John Buchan - Section 6

     

6.  Title of Lord Tweedsmuir.

Why did John Buchan choose the title of Tweedsmuir for his honour when he was appointed Governer General of Canada in 1935?   It is fairly certain that he would choose a Title of a location in the Upper Tweed area.   Although born in Perth and his paternal line being born and bred in Peebles he had a special affinity with the Upper Tweed.    In a letter of 1931 accepting the Presidency of the newly formed Upper Tweed Branch of the British Legion he wrote "I am delighted to hear that you have established The Upper Tweeddale Branch of The British Legion.   Our countryside did magnificiently in the War."  The use of the word our says it all.   The banner of the Upper Tweed British Legion is laid up in Broughton Parish Kirk. 

In his younger years he was obviously not very impressed with the Teedsmuir area as in his short story Sentimental Travelling collected in Scholar Gipsies published in 1896 he wrote "Tweedsmuir is one of the bleakest and most solitary of places." However, his views mellowed in later years as indicated in his novel The Free Fishers published in 1934.   Here Mr. Lammas, a licensed minister of the Kirk and a professor in the University of St. Andrews thought "that he had hopes of a college living of Tweedsmuir, far off in the southern moorlands, where he might cultivate the Muses."
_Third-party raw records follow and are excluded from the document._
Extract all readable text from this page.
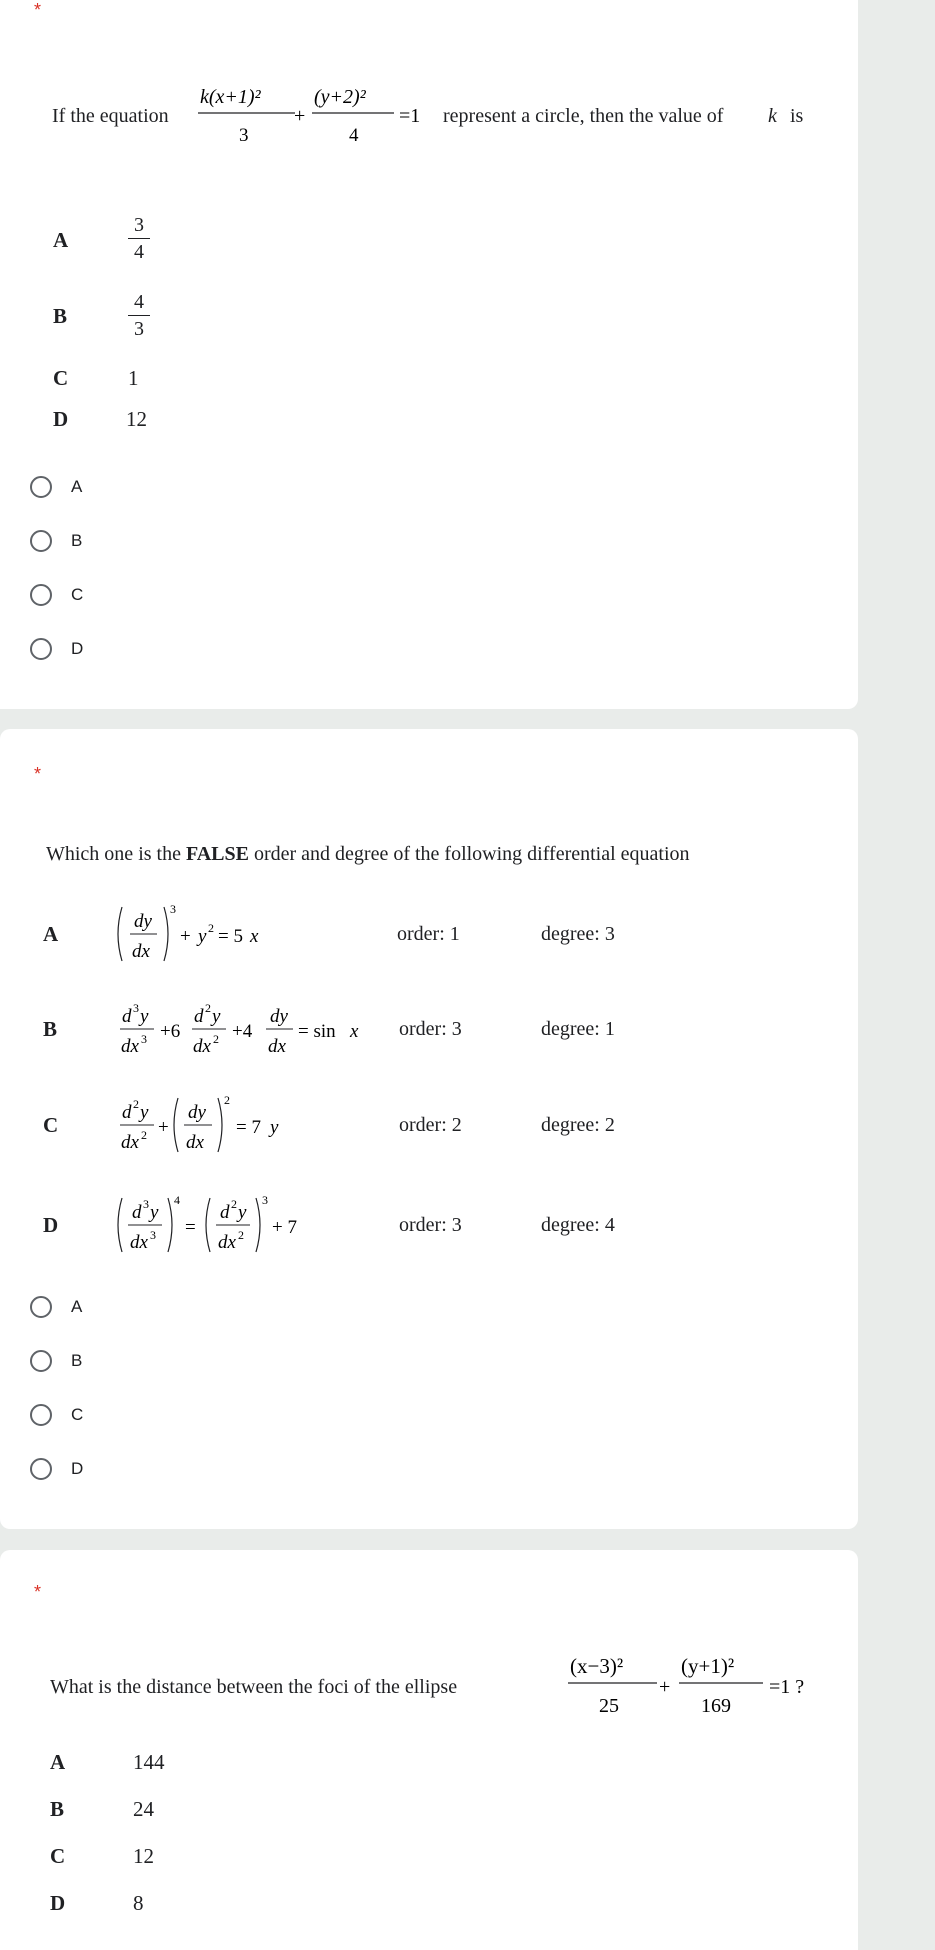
*
If the equation
k(x+1)²
3
+
(y+2)²
4
=1 represent a circle, then the value of k is
A
3
4
B
4
3
C	1
D	12
A
B
C
D
*
Which one is the FALSE order and degree of the following differential equation
A
dy
dx
3
+ y 2 = 5 x	order: 1	degree: 3
B
d 3 y
dx 3 +6
d 2 y
dx 2 +4
dy
dx
= sin x order: 3	degree: 1
C
d 2 y
dx 2 +
dy
dx
2
= 7 y	order: 2	degree: 2
D
d 3 y
dx 3
4
=
d 2 y
dx 2
3
+ 7	order: 3	degree: 4
A
B
C
D
*
What is the distance between the foci of the ellipse
(x−3)²
25
+
(y+1)²
169
=1 ?
A	144
B	24
C	12
D	8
My own views on the choice of a title are based on the premise that the person choosing a title must have land/property at the location chosen.    I am sure that he would have loved the title of Tweeddale but that title has for centuries been held by the Hays of Yester (Marchioness of Tweeddale).  He might also have liked Broughton but that was already taken by Sir John Murray of Broughton, 7th Baronet Stanhope and also taken by Lord Broughton. (This Broughton is Broughton Hall in Staffordshire).  Also several Scottish families have Broughton in their titles such as Haldane of Broughton, Hamilton of Stonehouse & Broughton, and McQueen of Braxfield & Broughton.  Buchan's uncles, the Masterton brothers, owned several farms in Tweeddale and two of these were the Fruid and Carterhope farms in Tweedsmuir parish.   Buchan new that these farms would be left to him so he took Tweedsmuir as his title as he owned or was about to own land in the parish. The farms came under a Compulsary Purchase Order as the land was required for the contruction of the Fruid reservoir. The Carterhope farmhouse was duly demolished as was that of the neighbouring Hawkshaw farm and the lands are now under the waters of the Fruid reservoir.

It is believed that JB thought that Manorwater- a tributary of the Upper Tweed - would be a suitable title.  However, thankfully, he was dissuaded.   He had given the name of Manorwater to a fictitous family in one of his early books  A Lost Lady of Old Years (1899) and also in his short story Fountainblue collected in The Watcher by the Threshold (1902).  Strangely, in the former he gave that family the same heraldic armorial as the Buchan Clan - "He found her in the library, where above the fireplace the three lion's heads of Manorwater were cut deep in the Oak".    JB had also given the Buchan Clan crest of a Sunflower to another fictitous family the Westwaters in Castle Gay" The arrogant sheen of the magogany table, which mirrored the old silver and the great bowl of sunflowers (the Westwater crest)."  The Westwater is also a tributuary, via the Lyne Water, of the Upper Tweed.   Alison Westwater appeared in Castle Gay and also in The House of the Four winds."   The Manorwater and the Westwater were probably some of JB's favourite Upper Tweed fishing streams - would John Buchan have chosen a favourite fishing stream for his title?  It does seem odd that JB assigned the Buchan Clan emblems of the Three Lion's Heads and the Sunflower respectively to Lady Manorwater and Alison Westwater.